Non condivide il Collegio la doglianza relativa alla inesatta interpretazione data dalla corte di merito alla L. n. 241 del 2006, art. 1, comma 2, lett. d) in base alla quale il Giudice del merito si è indotto a negare l’applicazione dell’indulto sul rilievo che detta norma, facendo riferimento ai reati aggravati ai sensi della L. n. 203 del 1991, art. 7, comprende, a differenza della elencazione di cui alla lett. a) che viceversa indica le ipotesi delittuose escluse dal beneficio singolarmente, tutti i reati, consumati o tentati purchè aggravati nei termini anzidetti.

Diversa, come già anticipato, è infatti l’indicazione normativa della lett. a) della norma citata, la quale non contempla le ipotesi tentate ma solo e soltanto quelle consumate, non assimilabili alle prime dappoichè ipotesi del tutto autonome rispetto ad esse secondo costante e reiterata lezione ermeneutica di questa corte di legittimità.

Atteso poi il richiamo difensivo a precedente indirizzo di questa Corte, giova precisare che Cass. sez. 1, 10.12.2009, n. 8316 ha avuto modo di sostenere principi di diritto diversi da quelli accreditati dal ricorrente attraverso una lettura di quella pronuncia per così dire estensiva, e precisamente:

A. l’indiscutibile autonomia del reato tentato non impone che il richiamo della norma alla fattispecie di un individuato delitto comprenda anche la ipotesi del correlato delitto tentato, dovendosi far capo alla norma di richiamo per rinvenire gli elementi al fine di considerarlo espressamente compreso ovvero escluso;

B. le previsioni di esclusione di cui all’art. 1, comma 2, lett. a) ovvero di cui alla successiva lett. b) operano sempre una selezione specifica e chiusa, vuoi richiamando l’articolo e la rubrica (lett. a) vuoi rinviando ai reati di cui al D.P.R. n. 309 del 1990, art. 73 semprechè aggravati ai sensi dell’art. 80 o a quelli di cui all’art. 74, nè tra i primi nè tra i secondi essendo all’evidenza comprensibili i delitti "tentati";

C. la chiave di lettura corretta secondo legge e, quel che rileva, secundum costitutionem, non può che portare a negare ingresso a qualsiasi interpretazione estensiva del chiaro dettato di esclusione, ancor più ove esso sia sorretto da una valutazione di disvalore sociale correlato al trattamento sanzionatorio previsto dalle norme richiamate, sicchè è solo con riguardo a quei delitti puniti con quel trattamento che è stata intesa la scelta di escludere l’applicazione del provvedimento di clemenza.
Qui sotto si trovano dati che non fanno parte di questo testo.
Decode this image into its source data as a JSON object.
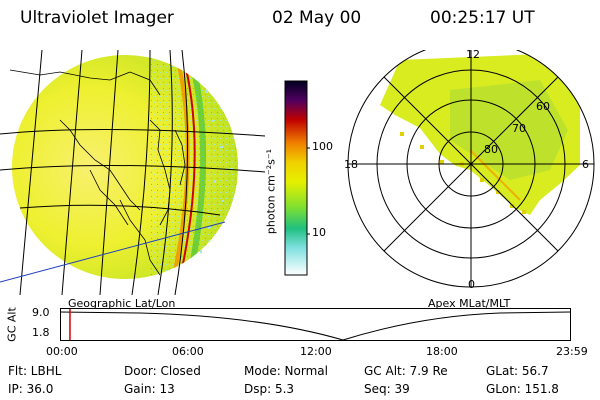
{
  "header": {
    "instrument": "Ultraviolet Imager",
    "date": "02 May 00",
    "time": "00:25:17 UT"
  },
  "colorbar": {
    "unit_label": "photon cm⁻²s⁻¹",
    "ticks": [
      "100",
      "10"
    ]
  },
  "polar": {
    "mlt_labels": [
      "12",
      "18",
      "6",
      "0"
    ],
    "lat_labels": [
      "60",
      "70",
      "80"
    ]
  },
  "panel_labels": {
    "left": "Geographic Lat/Lon",
    "right": "Apex MLat/MLT"
  },
  "timeline": {
    "ylabel": "GC Alt",
    "y_ticks": [
      "9.0",
      "1.8"
    ],
    "x_ticks": [
      "00:00",
      "06:00",
      "12:00",
      "18:00",
      "23:59"
    ],
    "current_fraction": 0.0176
  },
  "status": {
    "flt": "Flt: LBHL",
    "ip": "IP: 36.0",
    "door": "Door: Closed",
    "gain": "Gain: 13",
    "mode": "Mode: Normal",
    "dsp": "Dsp:    5.3",
    "gc_alt": "GC Alt: 7.9 Re",
    "seq": "Seq: 39",
    "glat": "GLat:    56.7",
    "glon": "GLon: 151.8"
  },
  "colors": {
    "image_base": "#e6f000",
    "accent_orange": "#f08000",
    "limb_red": "#d00000",
    "orbit_blue": "#2040c0",
    "marker_red": "#d00000"
  }
}
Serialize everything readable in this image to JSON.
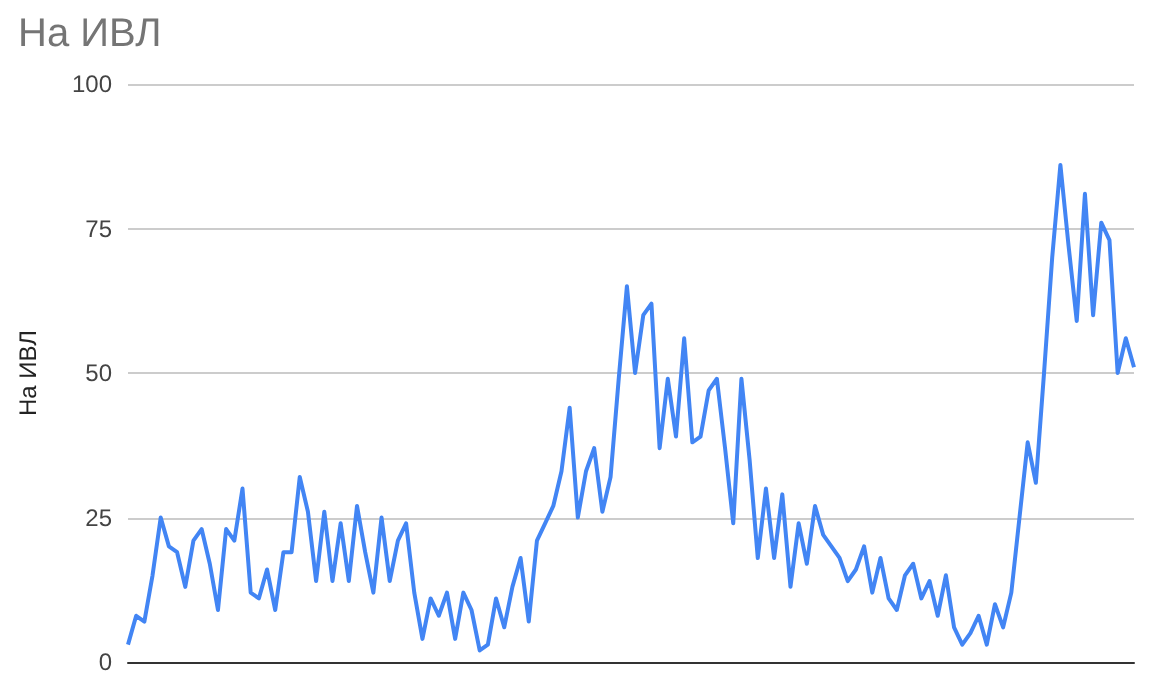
{
  "chart_data": {
    "type": "line",
    "title": "На ИВЛ",
    "ylabel": "На ИВЛ",
    "categories": [
      null,
      null,
      null,
      null,
      null,
      null,
      null,
      null,
      null,
      null,
      null,
      null,
      null,
      null,
      null,
      null,
      null,
      null,
      null,
      null,
      null,
      null,
      null,
      null,
      null,
      null,
      null,
      null,
      null,
      null,
      null,
      null,
      null,
      null,
      null,
      null,
      null,
      null,
      null,
      null,
      null,
      null,
      null,
      null,
      null,
      null,
      null,
      null,
      null,
      null,
      null,
      null,
      null,
      null,
      null,
      null,
      null,
      null,
      null,
      null,
      null,
      null,
      null,
      null,
      null,
      null,
      null,
      null,
      null,
      null,
      null,
      null,
      null,
      null,
      null,
      null,
      null,
      null,
      null,
      null,
      null,
      null,
      null,
      null,
      null,
      null,
      null,
      null,
      null,
      null,
      null,
      null,
      null,
      null,
      null,
      null,
      null,
      null,
      null,
      null,
      null,
      null,
      null,
      null,
      null,
      null,
      null,
      null,
      null,
      null,
      null,
      null,
      null,
      null,
      null,
      null,
      null,
      null,
      null,
      null,
      null,
      null,
      null,
      null
    ],
    "series": [
      {
        "color": "#4285f4",
        "values": [
          3,
          8,
          7,
          15,
          25,
          20,
          19,
          13,
          21,
          23,
          17,
          9,
          23,
          21,
          30,
          12,
          11,
          16,
          9,
          19,
          19,
          32,
          26,
          14,
          26,
          14,
          24,
          14,
          27,
          19,
          12,
          25,
          14,
          21,
          24,
          12,
          4,
          11,
          8,
          12,
          4,
          12,
          9,
          2,
          3,
          11,
          6,
          13,
          18,
          7,
          21,
          24,
          27,
          33,
          44,
          25,
          33,
          37,
          26,
          32,
          49,
          65,
          50,
          60,
          62,
          37,
          49,
          39,
          56,
          38,
          39,
          47,
          49,
          37,
          24,
          49,
          35,
          18,
          30,
          18,
          29,
          13,
          24,
          17,
          27,
          22,
          20,
          18,
          14,
          16,
          20,
          12,
          18,
          11,
          9,
          15,
          17,
          11,
          14,
          8,
          15,
          6,
          3,
          5,
          8,
          3,
          10,
          6,
          12,
          25,
          38,
          31,
          50,
          70,
          86,
          72,
          59,
          81,
          60,
          76,
          73,
          50,
          56,
          51
        ]
      }
    ],
    "ylim": [
      0,
      100
    ],
    "yticks": [
      0,
      25,
      50,
      75,
      100
    ],
    "grid": "y",
    "tick_labels": "y",
    "line_style": "solid"
  }
}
Puntualmente applicando, pertanto, l’appena riportata lezione interpretativa di questa Corte, va in conclusione pienamente condivisa la tesi del giudice a quo secondo cui il principio di diritto con essa affermato è riferito alla L. n. 241 del 2006, art. 1, comma 2, lett. a) e b), e non già alle ipotesi di cui alle lett. c), d) ed e) successive.

4. Alla stregua delle esposte considerazioni il ricorso in esame deve essere rigettato ed il ricorrente condannato, ai sensi dell’art. 616 c.p.p., al pagamento delle spese processuali.
P.Q.M.

La Corte rigetta il ricorso e condanna il ricorrente al pagamento delle spese processuali.

Così deciso in Roma, il 9 ottobre 2012.

Depositato in Cancelleria il 16 novembre 2012

Testo non ufficiale. La sola stampa del bollettino ufficiale ha carattere legale.